Mortyclogh Fort, Mortyclogh, Co. Clare
Co. Clare |
Ringforts
A ringfort that is named after a word meaning something quite different from what it is tends to prompt a second look.
This well-preserved sub-circular earthwork in County Clare carries a name derived from the Irish word mothair, a local toponym applied to square or rectangular forts. The site itself is neither square nor rectangular, and the slight mismatch between name and form is one of its quieter curiosities. What survives is a substantial enclosure, roughly 53 metres east to west and nearly 51 metres north to south, defined by an earthen bank up to two metres high with an external fosse, a defensive ditch, running around its outer edge.

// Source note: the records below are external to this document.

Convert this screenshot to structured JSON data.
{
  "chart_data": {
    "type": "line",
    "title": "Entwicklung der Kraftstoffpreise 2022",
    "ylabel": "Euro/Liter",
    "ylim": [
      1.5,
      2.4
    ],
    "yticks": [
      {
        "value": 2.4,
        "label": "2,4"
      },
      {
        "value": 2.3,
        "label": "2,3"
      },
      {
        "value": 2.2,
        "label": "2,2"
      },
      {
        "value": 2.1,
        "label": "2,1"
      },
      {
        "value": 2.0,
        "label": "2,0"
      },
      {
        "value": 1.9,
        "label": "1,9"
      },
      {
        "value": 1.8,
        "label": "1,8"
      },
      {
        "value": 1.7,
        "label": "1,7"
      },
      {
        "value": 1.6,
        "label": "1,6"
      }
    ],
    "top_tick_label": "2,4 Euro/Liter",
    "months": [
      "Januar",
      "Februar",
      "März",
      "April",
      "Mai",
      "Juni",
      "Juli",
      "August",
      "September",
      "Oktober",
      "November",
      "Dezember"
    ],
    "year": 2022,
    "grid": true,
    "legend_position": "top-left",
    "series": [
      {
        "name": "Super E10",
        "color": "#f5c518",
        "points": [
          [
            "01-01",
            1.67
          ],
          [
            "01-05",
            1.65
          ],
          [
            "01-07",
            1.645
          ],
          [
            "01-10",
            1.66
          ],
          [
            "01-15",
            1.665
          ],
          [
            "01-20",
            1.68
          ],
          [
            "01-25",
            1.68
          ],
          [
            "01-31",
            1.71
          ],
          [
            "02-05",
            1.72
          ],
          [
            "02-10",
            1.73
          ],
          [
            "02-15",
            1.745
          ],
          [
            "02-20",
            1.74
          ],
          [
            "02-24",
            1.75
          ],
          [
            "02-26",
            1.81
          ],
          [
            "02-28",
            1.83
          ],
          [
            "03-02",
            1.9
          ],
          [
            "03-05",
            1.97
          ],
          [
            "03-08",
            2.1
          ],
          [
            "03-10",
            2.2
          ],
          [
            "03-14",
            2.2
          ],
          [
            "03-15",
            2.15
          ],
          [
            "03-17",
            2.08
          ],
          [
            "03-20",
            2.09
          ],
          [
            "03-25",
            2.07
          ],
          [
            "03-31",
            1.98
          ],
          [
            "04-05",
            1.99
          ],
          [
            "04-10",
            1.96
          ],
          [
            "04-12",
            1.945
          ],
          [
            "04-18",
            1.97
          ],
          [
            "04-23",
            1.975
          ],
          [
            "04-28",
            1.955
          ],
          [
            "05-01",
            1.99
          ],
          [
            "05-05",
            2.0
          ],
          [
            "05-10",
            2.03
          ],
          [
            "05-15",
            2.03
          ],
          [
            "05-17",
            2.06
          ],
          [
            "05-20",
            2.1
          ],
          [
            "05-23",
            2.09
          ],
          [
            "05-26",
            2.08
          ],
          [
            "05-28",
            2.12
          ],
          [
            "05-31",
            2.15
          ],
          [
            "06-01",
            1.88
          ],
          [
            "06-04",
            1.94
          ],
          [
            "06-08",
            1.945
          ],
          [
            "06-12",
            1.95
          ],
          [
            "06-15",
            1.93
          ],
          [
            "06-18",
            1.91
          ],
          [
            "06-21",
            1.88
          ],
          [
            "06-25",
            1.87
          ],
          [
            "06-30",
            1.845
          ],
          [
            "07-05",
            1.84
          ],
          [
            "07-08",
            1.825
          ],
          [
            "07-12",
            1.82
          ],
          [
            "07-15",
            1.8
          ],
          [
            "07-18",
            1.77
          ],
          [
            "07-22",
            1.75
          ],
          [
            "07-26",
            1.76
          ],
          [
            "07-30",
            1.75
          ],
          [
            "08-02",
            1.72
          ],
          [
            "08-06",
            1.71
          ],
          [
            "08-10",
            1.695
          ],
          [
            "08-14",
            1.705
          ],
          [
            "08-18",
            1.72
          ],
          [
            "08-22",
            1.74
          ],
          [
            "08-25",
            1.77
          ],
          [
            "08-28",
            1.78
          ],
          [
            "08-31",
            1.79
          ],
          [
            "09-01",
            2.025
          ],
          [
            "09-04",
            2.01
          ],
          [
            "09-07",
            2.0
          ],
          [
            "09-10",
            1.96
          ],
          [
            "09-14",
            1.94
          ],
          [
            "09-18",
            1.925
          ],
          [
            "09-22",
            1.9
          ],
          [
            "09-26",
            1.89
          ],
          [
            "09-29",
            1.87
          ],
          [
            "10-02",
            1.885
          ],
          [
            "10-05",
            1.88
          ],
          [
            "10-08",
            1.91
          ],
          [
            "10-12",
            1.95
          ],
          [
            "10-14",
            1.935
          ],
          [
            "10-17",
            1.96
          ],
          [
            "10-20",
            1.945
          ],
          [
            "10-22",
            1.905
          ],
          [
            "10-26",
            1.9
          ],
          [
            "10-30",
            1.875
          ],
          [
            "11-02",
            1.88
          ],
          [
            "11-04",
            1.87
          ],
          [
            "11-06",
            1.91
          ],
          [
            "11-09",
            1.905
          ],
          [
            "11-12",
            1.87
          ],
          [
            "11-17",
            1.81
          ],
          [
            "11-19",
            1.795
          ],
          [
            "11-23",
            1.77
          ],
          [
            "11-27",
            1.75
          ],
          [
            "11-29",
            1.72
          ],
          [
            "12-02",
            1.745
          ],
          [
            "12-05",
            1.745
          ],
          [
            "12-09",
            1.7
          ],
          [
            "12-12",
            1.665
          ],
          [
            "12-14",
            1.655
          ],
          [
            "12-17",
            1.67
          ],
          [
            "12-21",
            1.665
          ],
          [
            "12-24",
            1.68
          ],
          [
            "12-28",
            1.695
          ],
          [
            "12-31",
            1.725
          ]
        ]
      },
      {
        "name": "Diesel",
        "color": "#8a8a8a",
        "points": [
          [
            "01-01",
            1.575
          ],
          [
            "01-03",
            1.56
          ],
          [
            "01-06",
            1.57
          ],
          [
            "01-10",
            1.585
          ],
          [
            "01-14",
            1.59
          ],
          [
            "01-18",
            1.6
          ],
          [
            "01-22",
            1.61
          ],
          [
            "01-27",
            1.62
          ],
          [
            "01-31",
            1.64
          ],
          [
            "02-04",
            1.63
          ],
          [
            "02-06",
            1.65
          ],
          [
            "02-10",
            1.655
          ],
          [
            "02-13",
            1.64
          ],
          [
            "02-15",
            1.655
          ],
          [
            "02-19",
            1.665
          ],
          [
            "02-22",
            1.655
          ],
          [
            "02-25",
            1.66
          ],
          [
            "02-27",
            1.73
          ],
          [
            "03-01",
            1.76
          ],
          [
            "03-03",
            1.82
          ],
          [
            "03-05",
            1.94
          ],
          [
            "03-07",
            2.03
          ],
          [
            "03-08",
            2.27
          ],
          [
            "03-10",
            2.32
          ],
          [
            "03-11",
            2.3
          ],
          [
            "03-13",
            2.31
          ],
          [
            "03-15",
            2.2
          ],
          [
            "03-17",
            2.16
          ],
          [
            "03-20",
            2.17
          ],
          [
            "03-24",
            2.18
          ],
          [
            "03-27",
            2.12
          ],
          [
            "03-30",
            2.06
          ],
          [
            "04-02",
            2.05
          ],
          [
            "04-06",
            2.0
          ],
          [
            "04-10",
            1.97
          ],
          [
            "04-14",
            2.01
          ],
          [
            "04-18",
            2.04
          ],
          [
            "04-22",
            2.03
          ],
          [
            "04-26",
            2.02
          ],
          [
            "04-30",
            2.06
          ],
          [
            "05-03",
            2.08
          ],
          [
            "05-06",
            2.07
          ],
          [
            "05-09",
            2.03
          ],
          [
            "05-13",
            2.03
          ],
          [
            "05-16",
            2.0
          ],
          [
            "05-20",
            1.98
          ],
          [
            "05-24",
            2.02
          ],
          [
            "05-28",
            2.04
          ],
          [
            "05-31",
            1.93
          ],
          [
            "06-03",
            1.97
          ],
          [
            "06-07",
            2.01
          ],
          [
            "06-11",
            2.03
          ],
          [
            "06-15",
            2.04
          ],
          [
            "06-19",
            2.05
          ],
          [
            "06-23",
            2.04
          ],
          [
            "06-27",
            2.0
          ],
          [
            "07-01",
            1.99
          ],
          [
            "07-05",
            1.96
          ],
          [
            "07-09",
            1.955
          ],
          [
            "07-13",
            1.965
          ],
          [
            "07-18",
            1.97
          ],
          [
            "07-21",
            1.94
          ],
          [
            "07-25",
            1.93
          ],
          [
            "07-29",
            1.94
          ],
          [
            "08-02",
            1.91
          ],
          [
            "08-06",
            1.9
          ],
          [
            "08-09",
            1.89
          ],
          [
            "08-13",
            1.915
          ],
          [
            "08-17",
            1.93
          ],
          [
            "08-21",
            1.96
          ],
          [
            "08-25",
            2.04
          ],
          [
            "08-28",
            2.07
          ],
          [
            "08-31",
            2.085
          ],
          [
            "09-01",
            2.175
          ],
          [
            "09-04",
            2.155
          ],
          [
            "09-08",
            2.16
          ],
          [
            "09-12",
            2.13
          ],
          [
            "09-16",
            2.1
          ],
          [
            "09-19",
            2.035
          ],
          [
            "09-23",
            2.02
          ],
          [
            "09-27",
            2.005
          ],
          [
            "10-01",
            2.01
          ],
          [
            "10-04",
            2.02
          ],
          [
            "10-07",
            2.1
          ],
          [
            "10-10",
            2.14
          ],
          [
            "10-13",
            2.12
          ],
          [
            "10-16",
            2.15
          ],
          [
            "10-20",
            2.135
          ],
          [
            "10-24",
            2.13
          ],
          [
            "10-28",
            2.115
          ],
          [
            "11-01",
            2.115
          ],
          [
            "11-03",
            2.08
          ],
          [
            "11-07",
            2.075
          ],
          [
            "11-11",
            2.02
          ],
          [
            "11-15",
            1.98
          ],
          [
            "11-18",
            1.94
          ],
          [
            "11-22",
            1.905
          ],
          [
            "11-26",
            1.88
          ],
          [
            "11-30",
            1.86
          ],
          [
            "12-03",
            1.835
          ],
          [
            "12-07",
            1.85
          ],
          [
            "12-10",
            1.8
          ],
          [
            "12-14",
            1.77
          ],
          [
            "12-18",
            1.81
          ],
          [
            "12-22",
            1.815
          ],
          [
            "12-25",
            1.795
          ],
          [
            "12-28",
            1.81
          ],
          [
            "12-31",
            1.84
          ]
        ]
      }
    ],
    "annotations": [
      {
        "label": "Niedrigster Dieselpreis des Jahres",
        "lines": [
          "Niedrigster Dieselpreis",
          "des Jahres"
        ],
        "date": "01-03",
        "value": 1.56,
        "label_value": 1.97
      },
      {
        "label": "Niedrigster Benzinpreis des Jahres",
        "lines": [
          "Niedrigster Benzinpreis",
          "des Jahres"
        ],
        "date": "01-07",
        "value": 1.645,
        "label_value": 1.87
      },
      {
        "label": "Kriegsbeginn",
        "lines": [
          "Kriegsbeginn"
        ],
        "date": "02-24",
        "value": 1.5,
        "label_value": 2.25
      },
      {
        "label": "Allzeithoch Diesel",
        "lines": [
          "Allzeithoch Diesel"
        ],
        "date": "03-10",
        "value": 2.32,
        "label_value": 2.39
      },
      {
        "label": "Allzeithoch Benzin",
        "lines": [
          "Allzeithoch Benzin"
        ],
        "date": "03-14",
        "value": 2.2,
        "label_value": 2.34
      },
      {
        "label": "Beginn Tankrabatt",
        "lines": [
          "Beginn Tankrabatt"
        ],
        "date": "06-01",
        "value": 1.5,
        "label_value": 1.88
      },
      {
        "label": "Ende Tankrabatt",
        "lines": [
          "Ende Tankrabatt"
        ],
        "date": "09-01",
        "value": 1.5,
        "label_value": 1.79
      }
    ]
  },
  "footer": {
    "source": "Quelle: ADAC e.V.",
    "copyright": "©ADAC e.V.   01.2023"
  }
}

The fort appears on the Ordnance Survey six-inch maps of both 1842 and 1915, named 'Mortyclogh fort', and again on Robinson's 1977 map as 'Lios Mothair Tí Cloch', confirming a long cartographic record. The bank retains inner facing-stones along its eastern and southern arc, though on the western and northern sides the stonework has slipped and the structure has softened into the slope. A stone-faced entrance gap, about 3.7 metres wide, sits just east of south, but whatever causeway once carried people across the fosse at this point has gone, most likely worn away by tractors that began using the fosse itself as a convenient passage around the site. Modern cattle gaps cut the bank at three further points. Beneath the gently sloping interior lies a souterrain, an underground stone-lined passage of the kind commonly associated with early medieval settlement in Ireland, positioned roughly 18 metres northeast of centre, though it is currently inaccessible. Around 100 metres to the northeast, a graveyard and a second ringfort occupy the same stretch of ground, making this a small cluster of early features sitting close together on an otherwise ordinary Co. Clare hillside.